Indo directo ao assunto, as mulheres parlamentares são mulheres do nosso país. Para além do problema geral de falta de liberdade de expressão e fraco domínio sobre direitos humanos no exercício da actividade política, elas sofrem pelo facto de serem mulheres. Elas transmitem o que são de facto. O que muda é que ganham certa independência económica, inerente ao facto de serem deputadas e se tornam arrogantes.
Seria importante que as mulheres parlamentares tivessem formações sobre direitos humanos e participação política. Mas, isso não resolveria, pois elas não constituem um grupo externo à sociedade. Por isso, elas podem ser formadas ao seu nível, mas toda a sociedade deve estar preparada para aceitá-las como deputadas e como detentoras do poder político.

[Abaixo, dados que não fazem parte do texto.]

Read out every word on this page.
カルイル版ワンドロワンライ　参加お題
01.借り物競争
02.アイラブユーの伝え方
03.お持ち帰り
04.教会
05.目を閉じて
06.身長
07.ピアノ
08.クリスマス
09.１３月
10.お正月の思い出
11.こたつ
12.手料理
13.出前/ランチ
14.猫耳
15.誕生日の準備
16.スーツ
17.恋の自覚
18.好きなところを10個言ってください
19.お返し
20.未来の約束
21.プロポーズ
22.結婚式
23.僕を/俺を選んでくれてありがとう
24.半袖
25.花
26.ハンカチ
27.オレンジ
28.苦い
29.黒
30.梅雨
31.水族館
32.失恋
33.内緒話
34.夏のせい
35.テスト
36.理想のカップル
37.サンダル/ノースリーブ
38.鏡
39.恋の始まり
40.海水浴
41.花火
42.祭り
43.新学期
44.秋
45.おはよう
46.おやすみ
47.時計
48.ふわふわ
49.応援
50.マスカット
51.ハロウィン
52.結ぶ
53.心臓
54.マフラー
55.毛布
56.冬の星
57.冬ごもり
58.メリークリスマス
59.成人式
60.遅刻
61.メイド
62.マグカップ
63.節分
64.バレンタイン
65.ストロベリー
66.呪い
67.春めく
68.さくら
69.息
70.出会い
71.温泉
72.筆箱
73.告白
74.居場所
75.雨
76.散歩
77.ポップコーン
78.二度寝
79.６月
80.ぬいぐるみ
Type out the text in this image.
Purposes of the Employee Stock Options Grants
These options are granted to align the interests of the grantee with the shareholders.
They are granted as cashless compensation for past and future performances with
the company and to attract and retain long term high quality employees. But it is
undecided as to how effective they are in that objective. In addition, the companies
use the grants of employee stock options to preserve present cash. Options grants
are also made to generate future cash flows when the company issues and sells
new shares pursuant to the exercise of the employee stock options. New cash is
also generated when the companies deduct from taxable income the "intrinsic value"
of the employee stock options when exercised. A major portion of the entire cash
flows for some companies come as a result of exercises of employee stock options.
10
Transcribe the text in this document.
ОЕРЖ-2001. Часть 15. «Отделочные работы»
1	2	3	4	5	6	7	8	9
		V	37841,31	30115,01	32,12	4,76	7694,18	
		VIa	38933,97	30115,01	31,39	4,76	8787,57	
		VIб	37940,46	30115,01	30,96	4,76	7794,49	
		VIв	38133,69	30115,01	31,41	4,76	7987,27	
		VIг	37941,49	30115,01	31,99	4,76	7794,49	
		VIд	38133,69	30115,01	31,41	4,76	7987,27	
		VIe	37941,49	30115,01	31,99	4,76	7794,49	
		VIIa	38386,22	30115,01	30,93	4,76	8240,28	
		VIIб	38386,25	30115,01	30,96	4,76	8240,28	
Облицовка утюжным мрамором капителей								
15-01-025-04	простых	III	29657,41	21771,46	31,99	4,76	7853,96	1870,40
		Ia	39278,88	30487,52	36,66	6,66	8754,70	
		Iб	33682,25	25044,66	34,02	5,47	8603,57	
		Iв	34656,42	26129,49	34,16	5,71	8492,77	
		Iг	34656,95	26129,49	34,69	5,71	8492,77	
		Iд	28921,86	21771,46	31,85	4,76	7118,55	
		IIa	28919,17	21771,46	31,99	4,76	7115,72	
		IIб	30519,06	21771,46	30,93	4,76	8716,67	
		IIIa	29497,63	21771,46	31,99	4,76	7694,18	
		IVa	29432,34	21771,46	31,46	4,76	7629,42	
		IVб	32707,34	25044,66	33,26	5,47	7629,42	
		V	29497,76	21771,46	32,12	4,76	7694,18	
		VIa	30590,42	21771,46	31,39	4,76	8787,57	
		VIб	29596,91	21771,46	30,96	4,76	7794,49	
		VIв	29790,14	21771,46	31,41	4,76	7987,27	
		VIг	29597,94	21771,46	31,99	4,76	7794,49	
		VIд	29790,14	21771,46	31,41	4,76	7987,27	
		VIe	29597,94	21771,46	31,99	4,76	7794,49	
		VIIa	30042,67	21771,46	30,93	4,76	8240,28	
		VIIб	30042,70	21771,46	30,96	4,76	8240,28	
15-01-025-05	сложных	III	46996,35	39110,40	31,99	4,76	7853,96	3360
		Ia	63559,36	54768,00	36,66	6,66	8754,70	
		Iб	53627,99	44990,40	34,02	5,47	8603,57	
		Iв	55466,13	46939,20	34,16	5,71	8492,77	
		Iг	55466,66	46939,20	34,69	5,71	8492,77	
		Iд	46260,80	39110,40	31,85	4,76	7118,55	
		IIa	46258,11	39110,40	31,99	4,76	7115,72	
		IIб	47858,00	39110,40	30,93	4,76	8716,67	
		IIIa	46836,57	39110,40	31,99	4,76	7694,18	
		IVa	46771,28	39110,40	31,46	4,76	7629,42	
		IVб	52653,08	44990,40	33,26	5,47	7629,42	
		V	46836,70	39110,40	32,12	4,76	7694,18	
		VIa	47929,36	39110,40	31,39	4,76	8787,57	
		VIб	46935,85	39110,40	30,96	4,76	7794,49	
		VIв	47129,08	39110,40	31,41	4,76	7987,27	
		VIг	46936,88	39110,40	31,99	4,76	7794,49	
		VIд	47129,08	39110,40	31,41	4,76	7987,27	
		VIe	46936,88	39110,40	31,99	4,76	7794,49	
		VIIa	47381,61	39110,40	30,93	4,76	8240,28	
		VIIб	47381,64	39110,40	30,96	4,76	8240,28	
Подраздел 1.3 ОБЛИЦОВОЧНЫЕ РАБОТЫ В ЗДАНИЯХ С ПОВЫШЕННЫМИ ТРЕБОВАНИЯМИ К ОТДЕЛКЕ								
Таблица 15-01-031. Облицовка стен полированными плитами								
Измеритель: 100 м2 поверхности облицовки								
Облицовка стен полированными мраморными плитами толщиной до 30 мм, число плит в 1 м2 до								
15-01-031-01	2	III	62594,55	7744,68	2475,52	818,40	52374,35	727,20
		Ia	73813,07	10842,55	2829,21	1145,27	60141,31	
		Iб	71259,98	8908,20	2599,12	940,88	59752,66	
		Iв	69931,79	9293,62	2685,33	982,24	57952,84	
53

Bantulândia - Qual tem sido o impacto sócio-cultural de visibilização das mulheres nos media e alta esfera de administração pública?
JN - Isso tem estado a contribuir positivamente porque num momento em que se pretende maior participação da mulher, as que integram meios de tomada de decisão servem de referências.


Bantulândia - Quero insistir em uma pergunta que fi-la à socióloga Conceição Osório: Em Moçambique, há um tipo de excesso de dominação masculina velada que, às vezes, inibe a liberdade de expressão e de imprensa das mulheres.
- Como tem visto esta inibição desta liberdade na Imprensa?

JN - Bem, na nossa sociedade o homem só é ‘julgado’ nos meios públicos, o que o torna de certa forma livre. Mas com a mulher é diferente; ela é ‘julgada’ a todos os níveis. A mulher deve-se controlar muito mais. A mulher deve evitar errar, enquanto o homem aprende errando.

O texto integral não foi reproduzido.